Child Authors: Learning from Children

Express Yourself Through Writing

Lately, my eldest has been devouring books like a caterpillar expecting an immanent leaf shortage. So much so that despite his shelves being laden with books his hunger for new, uncharted territory is proving hard to keep up with. With our library being a decent drive away and not wanting to rush out and buy new ones each time, I had a brain wave (they may be scarce but they do happen!). I remembered that my husband had read a fantasy fiction book called Eragon a few years back by the author Christopher Paolini who was fifteen years old when he wrote it. I thought perhaps it would be a good contender to satisfy this insatiable hunger. So we sifted through some old boxes in the garage and managed to find Eragon and Eldest, the first two from a series of four books. Both are fairly hefty books so I gave myself a pat on the back for successfully slowing him down until Christmas!

My eldest and I share his bedtime reading of Eragon and it keeps us both suitably engrossed. Some sentences sound a little over written in places to me but the story line is original and the vocabulary is impressive. It is hard to imagine a fifteen year old wrote such a book. As an older writer I like to think that life experience is my advantage in that it has given me greater empathy and expanded my mind since I was fifteen years old. However being a parent, I can also see many advantages for a child to read a book which is written by a child. So my curiosity has been tweaked.
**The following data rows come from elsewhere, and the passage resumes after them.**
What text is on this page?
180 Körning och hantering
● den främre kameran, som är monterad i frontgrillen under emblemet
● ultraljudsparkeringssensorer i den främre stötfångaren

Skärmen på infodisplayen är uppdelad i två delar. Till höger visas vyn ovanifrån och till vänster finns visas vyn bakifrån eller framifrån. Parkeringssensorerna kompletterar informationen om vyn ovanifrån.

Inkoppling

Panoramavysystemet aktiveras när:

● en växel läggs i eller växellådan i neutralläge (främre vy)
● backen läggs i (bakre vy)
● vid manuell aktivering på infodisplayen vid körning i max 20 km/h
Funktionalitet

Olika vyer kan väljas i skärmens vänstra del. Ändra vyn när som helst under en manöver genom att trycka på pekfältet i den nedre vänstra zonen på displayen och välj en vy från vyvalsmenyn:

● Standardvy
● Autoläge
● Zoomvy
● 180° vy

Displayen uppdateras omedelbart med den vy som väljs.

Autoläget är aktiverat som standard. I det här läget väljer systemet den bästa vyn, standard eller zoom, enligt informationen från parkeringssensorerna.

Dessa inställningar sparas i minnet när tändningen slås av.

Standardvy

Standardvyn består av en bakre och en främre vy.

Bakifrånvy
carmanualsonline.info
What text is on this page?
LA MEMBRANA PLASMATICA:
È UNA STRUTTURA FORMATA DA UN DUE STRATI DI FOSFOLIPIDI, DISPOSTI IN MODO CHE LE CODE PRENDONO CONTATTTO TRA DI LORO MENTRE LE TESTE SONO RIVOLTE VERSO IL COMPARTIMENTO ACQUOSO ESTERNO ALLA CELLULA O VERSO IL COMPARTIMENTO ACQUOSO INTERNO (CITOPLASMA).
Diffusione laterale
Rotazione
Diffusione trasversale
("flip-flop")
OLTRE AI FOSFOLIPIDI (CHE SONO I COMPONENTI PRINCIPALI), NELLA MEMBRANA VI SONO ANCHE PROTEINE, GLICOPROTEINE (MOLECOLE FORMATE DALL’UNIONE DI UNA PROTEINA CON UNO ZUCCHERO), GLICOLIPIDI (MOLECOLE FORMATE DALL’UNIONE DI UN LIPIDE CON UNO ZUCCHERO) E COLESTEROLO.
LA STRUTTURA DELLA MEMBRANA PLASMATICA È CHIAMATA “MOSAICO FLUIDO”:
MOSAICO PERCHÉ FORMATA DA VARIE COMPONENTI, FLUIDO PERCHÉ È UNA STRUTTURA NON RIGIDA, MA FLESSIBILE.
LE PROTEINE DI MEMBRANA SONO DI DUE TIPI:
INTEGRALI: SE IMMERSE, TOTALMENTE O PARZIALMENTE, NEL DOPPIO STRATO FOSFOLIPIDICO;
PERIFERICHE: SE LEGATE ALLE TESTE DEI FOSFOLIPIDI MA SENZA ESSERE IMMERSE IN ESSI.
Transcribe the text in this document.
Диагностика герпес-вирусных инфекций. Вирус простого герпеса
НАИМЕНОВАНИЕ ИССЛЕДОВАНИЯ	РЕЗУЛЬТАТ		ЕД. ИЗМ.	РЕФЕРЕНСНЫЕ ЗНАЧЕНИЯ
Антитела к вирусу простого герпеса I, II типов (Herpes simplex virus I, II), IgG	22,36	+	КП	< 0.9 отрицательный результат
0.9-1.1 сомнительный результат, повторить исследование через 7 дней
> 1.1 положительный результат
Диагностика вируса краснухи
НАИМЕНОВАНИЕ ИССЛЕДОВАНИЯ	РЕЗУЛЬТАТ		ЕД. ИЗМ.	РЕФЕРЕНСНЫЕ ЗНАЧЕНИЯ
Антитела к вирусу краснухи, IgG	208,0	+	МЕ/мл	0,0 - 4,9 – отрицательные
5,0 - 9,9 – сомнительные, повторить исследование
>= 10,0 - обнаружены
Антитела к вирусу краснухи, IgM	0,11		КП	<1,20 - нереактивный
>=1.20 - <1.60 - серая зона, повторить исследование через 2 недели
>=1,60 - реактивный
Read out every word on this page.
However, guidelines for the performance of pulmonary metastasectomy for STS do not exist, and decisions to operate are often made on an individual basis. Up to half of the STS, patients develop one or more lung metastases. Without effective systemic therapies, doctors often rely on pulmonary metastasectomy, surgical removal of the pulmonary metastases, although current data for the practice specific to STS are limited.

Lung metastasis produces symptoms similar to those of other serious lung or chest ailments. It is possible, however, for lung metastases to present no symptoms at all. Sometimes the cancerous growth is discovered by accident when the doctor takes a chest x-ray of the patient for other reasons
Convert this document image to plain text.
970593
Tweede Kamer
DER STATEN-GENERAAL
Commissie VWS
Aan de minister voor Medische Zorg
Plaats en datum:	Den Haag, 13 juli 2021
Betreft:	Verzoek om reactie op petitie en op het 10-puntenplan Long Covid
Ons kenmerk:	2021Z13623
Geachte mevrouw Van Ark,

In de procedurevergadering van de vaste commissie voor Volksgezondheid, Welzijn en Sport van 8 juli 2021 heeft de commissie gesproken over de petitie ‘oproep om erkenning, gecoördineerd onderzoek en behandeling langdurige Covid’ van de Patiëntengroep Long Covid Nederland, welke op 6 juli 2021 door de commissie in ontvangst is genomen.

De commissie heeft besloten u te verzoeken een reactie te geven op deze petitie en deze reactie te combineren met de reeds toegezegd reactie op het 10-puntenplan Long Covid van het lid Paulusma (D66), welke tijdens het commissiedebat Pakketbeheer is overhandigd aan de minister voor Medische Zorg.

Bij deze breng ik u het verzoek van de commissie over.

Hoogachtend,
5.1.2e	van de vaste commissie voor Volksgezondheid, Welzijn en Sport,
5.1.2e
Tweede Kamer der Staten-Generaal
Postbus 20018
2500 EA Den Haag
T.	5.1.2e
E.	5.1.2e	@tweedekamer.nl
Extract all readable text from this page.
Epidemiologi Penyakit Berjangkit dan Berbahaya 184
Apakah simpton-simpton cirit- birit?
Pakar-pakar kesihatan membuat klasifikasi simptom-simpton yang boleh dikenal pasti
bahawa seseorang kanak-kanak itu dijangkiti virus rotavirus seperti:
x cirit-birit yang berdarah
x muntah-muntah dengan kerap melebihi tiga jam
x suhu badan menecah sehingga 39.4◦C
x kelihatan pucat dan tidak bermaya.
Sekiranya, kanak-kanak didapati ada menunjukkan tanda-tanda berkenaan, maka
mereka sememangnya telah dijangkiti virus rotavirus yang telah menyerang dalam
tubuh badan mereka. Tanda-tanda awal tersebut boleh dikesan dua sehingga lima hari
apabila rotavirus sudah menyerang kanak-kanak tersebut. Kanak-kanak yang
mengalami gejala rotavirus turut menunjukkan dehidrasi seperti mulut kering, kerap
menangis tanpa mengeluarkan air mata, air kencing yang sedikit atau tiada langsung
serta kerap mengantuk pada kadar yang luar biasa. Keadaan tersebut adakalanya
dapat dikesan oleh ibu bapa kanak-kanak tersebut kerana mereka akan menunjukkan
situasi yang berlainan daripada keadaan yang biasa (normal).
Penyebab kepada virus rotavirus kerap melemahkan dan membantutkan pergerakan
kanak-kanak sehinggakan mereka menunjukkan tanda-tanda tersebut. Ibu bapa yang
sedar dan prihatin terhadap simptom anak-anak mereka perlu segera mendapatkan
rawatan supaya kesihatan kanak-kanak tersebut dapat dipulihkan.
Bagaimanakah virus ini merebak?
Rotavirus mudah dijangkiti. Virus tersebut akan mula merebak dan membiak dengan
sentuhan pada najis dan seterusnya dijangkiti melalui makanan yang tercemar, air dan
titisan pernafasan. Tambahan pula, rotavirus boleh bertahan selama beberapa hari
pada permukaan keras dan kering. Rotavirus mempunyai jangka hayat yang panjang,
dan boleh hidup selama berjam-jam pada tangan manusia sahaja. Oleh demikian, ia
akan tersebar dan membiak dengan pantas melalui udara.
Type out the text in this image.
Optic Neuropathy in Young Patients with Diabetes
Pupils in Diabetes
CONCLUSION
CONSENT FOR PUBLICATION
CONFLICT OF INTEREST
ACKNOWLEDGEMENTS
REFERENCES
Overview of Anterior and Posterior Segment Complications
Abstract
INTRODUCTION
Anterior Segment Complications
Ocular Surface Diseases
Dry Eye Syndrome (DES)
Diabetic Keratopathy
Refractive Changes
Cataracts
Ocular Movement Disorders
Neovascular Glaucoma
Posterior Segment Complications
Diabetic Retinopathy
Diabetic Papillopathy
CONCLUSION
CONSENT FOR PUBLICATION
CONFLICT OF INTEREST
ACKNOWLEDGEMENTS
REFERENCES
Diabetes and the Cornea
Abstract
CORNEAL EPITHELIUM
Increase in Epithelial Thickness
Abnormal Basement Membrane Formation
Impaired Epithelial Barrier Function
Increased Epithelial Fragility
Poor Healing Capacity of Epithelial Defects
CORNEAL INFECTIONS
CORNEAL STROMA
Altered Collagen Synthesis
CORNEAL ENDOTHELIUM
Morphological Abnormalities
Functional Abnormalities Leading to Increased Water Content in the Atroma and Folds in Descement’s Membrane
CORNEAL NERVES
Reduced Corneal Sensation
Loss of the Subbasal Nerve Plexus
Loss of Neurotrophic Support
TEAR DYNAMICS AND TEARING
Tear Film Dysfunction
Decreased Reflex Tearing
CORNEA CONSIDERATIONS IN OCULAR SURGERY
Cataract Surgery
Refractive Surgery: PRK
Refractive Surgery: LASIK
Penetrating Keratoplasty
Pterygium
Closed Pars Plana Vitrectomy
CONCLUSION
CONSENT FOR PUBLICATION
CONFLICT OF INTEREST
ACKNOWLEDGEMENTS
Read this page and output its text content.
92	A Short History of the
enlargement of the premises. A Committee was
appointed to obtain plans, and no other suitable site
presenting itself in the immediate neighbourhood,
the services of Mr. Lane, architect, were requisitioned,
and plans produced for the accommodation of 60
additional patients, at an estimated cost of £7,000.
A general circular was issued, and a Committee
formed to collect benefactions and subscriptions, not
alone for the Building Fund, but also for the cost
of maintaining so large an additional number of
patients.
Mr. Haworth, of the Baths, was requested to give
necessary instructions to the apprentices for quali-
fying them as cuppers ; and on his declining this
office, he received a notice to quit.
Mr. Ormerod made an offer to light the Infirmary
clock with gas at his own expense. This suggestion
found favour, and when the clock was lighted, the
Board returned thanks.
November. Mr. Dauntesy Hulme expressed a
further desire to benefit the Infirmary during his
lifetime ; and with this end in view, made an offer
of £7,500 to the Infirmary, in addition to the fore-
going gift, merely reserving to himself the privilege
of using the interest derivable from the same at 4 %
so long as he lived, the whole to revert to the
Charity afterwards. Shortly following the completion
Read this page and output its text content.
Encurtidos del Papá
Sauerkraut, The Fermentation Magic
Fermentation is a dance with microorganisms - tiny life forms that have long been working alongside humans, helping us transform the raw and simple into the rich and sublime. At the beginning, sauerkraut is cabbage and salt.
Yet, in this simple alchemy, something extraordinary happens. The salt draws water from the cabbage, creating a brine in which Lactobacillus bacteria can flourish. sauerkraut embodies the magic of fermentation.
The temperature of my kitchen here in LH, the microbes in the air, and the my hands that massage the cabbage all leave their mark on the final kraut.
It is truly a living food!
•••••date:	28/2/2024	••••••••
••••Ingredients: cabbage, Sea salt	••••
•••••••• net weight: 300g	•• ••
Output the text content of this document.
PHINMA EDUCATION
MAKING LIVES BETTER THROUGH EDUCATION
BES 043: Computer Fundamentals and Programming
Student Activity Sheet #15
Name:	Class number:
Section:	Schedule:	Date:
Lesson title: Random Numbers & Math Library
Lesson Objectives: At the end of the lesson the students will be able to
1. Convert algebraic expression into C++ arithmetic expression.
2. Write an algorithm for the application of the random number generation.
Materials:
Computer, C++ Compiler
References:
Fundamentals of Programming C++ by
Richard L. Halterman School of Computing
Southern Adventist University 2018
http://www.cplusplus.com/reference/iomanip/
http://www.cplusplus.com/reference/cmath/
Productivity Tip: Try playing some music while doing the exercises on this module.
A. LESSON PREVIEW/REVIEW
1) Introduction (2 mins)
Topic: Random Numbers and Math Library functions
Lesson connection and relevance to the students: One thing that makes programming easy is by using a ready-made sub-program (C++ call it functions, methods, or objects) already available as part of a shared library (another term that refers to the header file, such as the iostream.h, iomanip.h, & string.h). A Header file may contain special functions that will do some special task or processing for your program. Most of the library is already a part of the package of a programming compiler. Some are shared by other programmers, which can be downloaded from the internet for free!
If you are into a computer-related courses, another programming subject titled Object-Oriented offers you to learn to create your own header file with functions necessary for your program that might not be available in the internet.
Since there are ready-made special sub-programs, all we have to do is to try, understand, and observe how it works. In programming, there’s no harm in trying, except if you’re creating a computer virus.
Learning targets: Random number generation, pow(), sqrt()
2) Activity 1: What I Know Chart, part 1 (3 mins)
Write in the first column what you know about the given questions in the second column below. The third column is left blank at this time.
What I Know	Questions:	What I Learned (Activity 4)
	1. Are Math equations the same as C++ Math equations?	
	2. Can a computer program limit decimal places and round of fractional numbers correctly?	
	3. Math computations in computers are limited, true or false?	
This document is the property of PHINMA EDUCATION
The age of an author is not something a reader would readily know. It’s not emblazoned across their book cover (thank goodness!). Nor is it normally of particular importance to the reader – if the book is good, the book is good regardless of the author’s age. However, who is it that truly knows what makes a child tick? Who knows what is cool, awesome or totally pants? Who knows the latest hot topic in the playground? It can only be a child of course. They don’t have to rely on memory; they are the ones in the thick of it. They are experiencing childhood right now and by recording such moments their points of view can become an invaluable source of understanding for other children.

An excellent example is Help, Hope and Happiness which was written by Libby Rees when she was nine years old. Having gone through the pain of her parents getting divorced she wrote the book to try and help other children cope with divorce. Similarly nine year old Alec Greven’s idea to write How to Talk to Girls came from his playground observations and desires to help his classmates get credit for their chat up efforts. Jason Gaes wrote My Book for Kids with Cancer when he was diagnosed with Burkitt’s lymphoma at age seven. It’s a book which continues to help many children of all ages.

Another one I’m particularly interested to get my hands on is The Strand Prophecy written by Brianna and Brittany Winner (otherwise known as the Winner twins). The book tells the tale of Strand the superhero with a troubled past battling to save the world. Though not a self help book the twins wrote this book when they were twelve years old despite both having been diagnosed with dyslexia and dysgraphia. In a past blog on dyslexia (The Dancing Book) I once wrote “if you think differently to the average person, you have the power to achieve more than the average person so how can we teach children with dyslexia to draw out their unique abilities?” What an incredible example these twins are of what can be achieved and overcome. Since publication they have also became co-founders of the non-profit organisation Motivate 2 Learn which aims to promote literacy and inspire children with learning difficulties such as dyslexia.

Child authors have been getting recognition since way back. One of the most well known being Anne Frank’s The Diary of a Young Girl written by Anne as a Jewish teenager in hiding during the war. It was later published in 1947 and gives a true view of what it was like to live in constant fear of being caught whilst simultaneously attempting to maintain a small sense of normality in her childhood.

One of the youngest, if not the youngest writer was American born Dorothy Straight who was just four years old when she wrote How the World Began which was published in 1964. Obviously this and many others are exceptional examples of young writers. After all most four year olds haven’t even mastered writing single letters let alone a whole book! So don’t expect miracles from your tiny tot but if they do love writing let them write and express themselves in their own way. They may surprise you and have something outstanding to say. Something which could one day help many children navigate their way through the confusing path of childhood.